Cómo crear una estrategia de marketing de contenidos de éxito

El marketing de contenidos es mucho, mucho más que simplemente sentarte frente a tu ordenador y escribir lo que te apetezca. También se trata de mucho más que solo escribir lo que piensas que otras personas podrían encontrar interesante. El verdadero marketing de contenidos debe ser estratégico y personalizado, en función de los objetivos específicos de tu empresa.

Crear una estrategia de marketing de contenidos sólida para tu empresa es más fácil de lo que parece, y hoy en Tuwebprimero vamos a ayudarte a hacerlo.

 

Los objetivos

 

Definir objetivos es el primer paso de cualquier estrategia de marketing. Es esencial definir detenidamente qué es lo que quieres lograr a través del marketing de contenidos. Algunos ejemplos habituales incluyen:

 

  • Aumentar las visitas que recibe tu web.
  • Establecer tu marca como una autoridad en tu sector.
  • Generar leads, ventas o conversiones.
  • Construir una comunidad de clientes y seguidores fieles a tu marca.

 

Esta es sólo una aproximación, ya que ahora es momento de definir tus objetivos con profundidad. ¿Cómo lo hacemos? Pues estableciendo objetivos específicos, medibles, alcanzables, relevantes y oportunos tomando como base los anteriores (también denominados objetivos SMART). Si tomamos como referencia los anteriores, podrían definirse objetivos como:

 

  • Aumentar el tráfico del sitio de 100 visitanes semanales a 1.000 visitantes semanales, dentro de seis meses.
  • Establecerse en el sector como una marca de reconocido prestigio que realiza 10 publicaciones invitadas en otros sitios cada mes, dentro de un año.
  • Conseguir al menos 15 ventas al mes a través de las acciones de marketing de contenidos, dentro de seis meses.

 

La audiencia

 

Entender a tu audiencia es clave porque necesitarás crear recursos que tu audiencia específica encuentre valiosa e interesante para obtener resultados reales.

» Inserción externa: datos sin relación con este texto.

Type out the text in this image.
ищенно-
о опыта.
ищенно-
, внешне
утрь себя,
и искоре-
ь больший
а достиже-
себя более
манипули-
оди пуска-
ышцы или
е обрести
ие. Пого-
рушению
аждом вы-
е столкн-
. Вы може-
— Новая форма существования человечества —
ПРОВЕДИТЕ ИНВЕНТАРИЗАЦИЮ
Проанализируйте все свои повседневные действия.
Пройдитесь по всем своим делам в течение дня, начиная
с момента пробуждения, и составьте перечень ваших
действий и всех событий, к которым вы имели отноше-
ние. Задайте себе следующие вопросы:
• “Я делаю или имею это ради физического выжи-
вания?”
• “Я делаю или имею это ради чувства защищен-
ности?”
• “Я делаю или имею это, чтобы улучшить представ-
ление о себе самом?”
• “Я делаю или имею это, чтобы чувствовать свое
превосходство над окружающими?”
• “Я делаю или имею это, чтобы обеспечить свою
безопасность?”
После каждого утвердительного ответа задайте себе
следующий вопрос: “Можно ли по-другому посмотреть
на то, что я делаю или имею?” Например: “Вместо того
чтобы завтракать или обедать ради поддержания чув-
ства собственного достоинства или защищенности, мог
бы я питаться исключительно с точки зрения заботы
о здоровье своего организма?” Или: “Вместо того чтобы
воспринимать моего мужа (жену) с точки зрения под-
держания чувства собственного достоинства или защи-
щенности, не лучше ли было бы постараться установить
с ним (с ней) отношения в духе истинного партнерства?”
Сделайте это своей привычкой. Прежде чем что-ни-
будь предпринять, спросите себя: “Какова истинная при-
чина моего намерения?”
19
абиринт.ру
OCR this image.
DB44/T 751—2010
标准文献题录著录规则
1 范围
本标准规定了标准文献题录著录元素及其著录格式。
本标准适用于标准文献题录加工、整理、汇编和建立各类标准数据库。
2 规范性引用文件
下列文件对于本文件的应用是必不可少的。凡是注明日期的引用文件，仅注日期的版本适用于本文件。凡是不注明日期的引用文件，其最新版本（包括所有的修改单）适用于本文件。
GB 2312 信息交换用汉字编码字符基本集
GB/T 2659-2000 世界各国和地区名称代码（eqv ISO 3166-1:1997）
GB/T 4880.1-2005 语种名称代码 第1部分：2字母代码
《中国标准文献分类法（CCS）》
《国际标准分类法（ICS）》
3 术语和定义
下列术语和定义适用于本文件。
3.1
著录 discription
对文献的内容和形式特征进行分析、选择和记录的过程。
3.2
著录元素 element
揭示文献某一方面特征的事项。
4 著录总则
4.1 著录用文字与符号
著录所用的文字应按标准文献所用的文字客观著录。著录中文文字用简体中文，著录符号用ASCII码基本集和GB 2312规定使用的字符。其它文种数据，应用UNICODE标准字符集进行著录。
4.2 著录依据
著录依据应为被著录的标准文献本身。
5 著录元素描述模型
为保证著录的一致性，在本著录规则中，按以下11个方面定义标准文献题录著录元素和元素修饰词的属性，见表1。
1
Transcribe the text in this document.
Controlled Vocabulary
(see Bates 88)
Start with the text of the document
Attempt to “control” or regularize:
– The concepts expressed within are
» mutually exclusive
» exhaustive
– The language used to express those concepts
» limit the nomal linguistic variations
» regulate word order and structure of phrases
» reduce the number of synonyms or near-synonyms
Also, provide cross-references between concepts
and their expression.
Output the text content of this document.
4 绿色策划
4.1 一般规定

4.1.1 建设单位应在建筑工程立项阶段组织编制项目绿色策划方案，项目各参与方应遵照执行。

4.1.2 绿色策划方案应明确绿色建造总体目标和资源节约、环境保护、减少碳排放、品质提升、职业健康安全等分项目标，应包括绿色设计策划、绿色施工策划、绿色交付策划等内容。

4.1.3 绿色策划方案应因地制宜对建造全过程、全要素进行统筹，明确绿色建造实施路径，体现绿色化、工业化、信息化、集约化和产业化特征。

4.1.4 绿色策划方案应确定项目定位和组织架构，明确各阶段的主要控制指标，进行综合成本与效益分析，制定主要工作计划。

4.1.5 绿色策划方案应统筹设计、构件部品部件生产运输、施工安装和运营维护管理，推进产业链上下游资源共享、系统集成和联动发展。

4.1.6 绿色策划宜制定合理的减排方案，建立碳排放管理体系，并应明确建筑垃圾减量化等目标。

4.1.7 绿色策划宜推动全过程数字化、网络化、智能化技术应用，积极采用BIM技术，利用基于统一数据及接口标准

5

Decide quién es tu audiencia y qué necesitan de ti. ¿Cuál es el nicho de audiencia al que te diriges específicamente y en qué se diferencia de lo que necesita una audiencia más general? Esto jugará un papel importante en lo que estás escribiendo e incluso en el estilo de escritura que usas, así que tómate un tiempo para profundizar aquí.

 

Las palabras clave

 

Si bien puedes realizar la investigación de palabras clave de forma continua (y lo recomendamos), también es útil hacerlo desde el principio durante las etapas iniciales de creación de la estrategia. El motivo es que te proporcionará información valiosa sobre qué buscan las personas y cuál es su intención de búsqueda, para que puedas comenzar a basar el contenido a su alrededor.

 

El embudo de conversión

 

Esta es quizás la parte que más se pasa por alto en las estrategias de contenidos de muchas empresas. Crean contenido y pueden incluso optimizarlo bien para ciertas acciones, pero consideran cada publicación como una entidad independiente.

Pongamos como ejemplo a una audiencia que puede estar interesada en comprar una batidora. Algunas personas de esa audiencia no tendrán conocimientos previos sobre la oferta actual del mercado, y buscarán cosas como “la mejor batidora de 2018”, mientras que otros usuarios que tengan más claro lo que necesitan buscarán directamente un modelo concreto de batidora de una marca determinada.

Ambos perfiles de clientes se encuentran en etapas distintas del embudo, porque el primer cliente potencial aún necesita algo de asesoramiento, mientras que el segundo ya tiene claro lo que desea y sólo necesita que se lo ofrezcas a un precio que considere razonable. Tu contenido de conseguir que tanto uno como otro conviertan en venta, pero debe adaptarse a lo que cada usuario requiera dependiendo de la etapa del embudo en la que se encuentren.

 

Últimas consideraciones

 

Tu estrategia de contenidos debe ser relativamente permanente y sólida. Si te desvías de las líneas no sabrás si tus esfuerzos realmente funcionan, porque estás mezclando tu estrategia con otras acciones que no se contemplan en ella.

No es que deba permanecer sólida para siempre tampoco. Si evalúas la estrategia después de que los plazos para alcanzar tus KPI finalicen y no observas una mejora en tus resultados, es hora de dar un paso atrás y replantear conceptos. Si tu caso es el contrario, ¡enhorabuena! Como suele decirse, si has encontrado lo que funciona, ¿para qué cambiarlo?